AUSTRALIAN INVESTMENT firm Babcock & Brown, which controls Eircom through a listed satellite fund, faced collapse yesterday after a small group of foreign creditors voted against its rescue plan, calling it an unfair deal that favoured the firm’s major bankers.
Babcock & Brown has been battling to survive for months after the global credit crunch hit its debt-funded expansion model.
After protracted negotiations with its bankers, Babcock finally agreed a debt-restructuring deal and rescue plan last month which involved asset sales and a possible debt-for-equity swap.
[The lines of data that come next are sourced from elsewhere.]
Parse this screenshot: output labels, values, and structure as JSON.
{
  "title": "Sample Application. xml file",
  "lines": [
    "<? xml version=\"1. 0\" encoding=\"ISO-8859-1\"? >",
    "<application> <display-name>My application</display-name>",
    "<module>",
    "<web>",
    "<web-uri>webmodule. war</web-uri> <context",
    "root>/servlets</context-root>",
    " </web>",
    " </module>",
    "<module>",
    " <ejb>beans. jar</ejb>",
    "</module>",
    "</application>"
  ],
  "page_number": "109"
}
A meeting of New Zealand bondholders rejected Babcock Brown’s rescue plan, which would have paid them just one-tenth of a cent in every dollar, in a move that forced the company to appoint administrators, who are obliged to run the firm on behalf of the bondholders.
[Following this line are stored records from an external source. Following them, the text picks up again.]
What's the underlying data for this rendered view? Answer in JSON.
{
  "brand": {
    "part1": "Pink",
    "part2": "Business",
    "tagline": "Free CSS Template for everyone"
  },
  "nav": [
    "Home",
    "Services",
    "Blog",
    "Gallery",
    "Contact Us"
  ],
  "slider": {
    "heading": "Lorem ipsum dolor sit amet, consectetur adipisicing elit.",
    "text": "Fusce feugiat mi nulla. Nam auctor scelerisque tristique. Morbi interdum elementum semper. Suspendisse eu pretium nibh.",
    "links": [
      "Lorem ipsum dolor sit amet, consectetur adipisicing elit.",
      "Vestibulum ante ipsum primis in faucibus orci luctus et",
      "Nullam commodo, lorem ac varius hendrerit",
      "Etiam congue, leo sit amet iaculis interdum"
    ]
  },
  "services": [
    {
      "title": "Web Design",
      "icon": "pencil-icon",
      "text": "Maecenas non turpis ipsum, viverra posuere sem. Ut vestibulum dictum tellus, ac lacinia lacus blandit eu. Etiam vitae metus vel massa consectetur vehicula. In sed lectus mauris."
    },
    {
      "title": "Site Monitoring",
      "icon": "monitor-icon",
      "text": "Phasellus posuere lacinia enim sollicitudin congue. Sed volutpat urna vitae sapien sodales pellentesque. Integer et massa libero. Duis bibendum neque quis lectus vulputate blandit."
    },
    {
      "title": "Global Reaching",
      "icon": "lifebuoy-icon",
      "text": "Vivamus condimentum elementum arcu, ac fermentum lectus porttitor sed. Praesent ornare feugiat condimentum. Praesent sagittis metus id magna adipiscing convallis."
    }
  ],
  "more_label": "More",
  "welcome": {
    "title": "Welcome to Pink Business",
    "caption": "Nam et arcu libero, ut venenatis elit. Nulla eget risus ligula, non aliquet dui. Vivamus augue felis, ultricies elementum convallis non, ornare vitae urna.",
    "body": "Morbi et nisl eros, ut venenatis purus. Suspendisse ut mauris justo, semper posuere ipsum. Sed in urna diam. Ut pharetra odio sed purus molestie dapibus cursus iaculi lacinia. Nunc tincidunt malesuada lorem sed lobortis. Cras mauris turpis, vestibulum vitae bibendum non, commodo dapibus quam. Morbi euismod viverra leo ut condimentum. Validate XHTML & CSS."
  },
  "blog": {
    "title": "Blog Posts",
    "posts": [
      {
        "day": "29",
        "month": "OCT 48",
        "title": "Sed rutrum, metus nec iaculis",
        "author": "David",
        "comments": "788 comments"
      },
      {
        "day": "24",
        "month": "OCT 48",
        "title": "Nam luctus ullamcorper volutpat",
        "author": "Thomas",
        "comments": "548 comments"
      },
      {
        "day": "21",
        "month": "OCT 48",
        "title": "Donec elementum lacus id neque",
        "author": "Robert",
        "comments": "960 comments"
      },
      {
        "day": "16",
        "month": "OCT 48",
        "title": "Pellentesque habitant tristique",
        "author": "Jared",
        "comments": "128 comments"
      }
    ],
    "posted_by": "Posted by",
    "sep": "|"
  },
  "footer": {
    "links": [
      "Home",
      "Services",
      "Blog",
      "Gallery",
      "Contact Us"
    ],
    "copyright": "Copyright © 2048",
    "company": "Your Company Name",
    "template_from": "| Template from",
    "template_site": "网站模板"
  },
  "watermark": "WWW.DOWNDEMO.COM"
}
The vote amounted to a demand for the group’s listed parent company to repay about $117 million in bonds, pushing it into technical insolvency.
Babcock & Brown pointed out that it was now a near-empty shell and that its bondholders had no charge over the group’s physical assets, last valued at $9.1 billion, which are held by Babcock Brown International (BBI).
Babcock & Brown owns about 8 per cent of Babcock & Brown Capital Management (BCM), which is the majority shareholder in Eircom. A spokeswoman for the Irish telecoms company said yesterday’s developments had “no direct implications for Eircom”, and no impact on its day-to-day operations.
“The [BBI] management team will focus on ensuring that the value of assets and business platforms is preserved during this process and all assets and businesses continue to be managed appropriately,” the group said in a statement.
The New Zealand bondholders’ move now sets up a potential struggle between the parent firm’s administrator and BBI which is effectively under the sway of the group’s major banks.
The banks are together owed about A$3 billion in debt maturing by 2011. Like the group’s assets, BBI also holds most of the debt.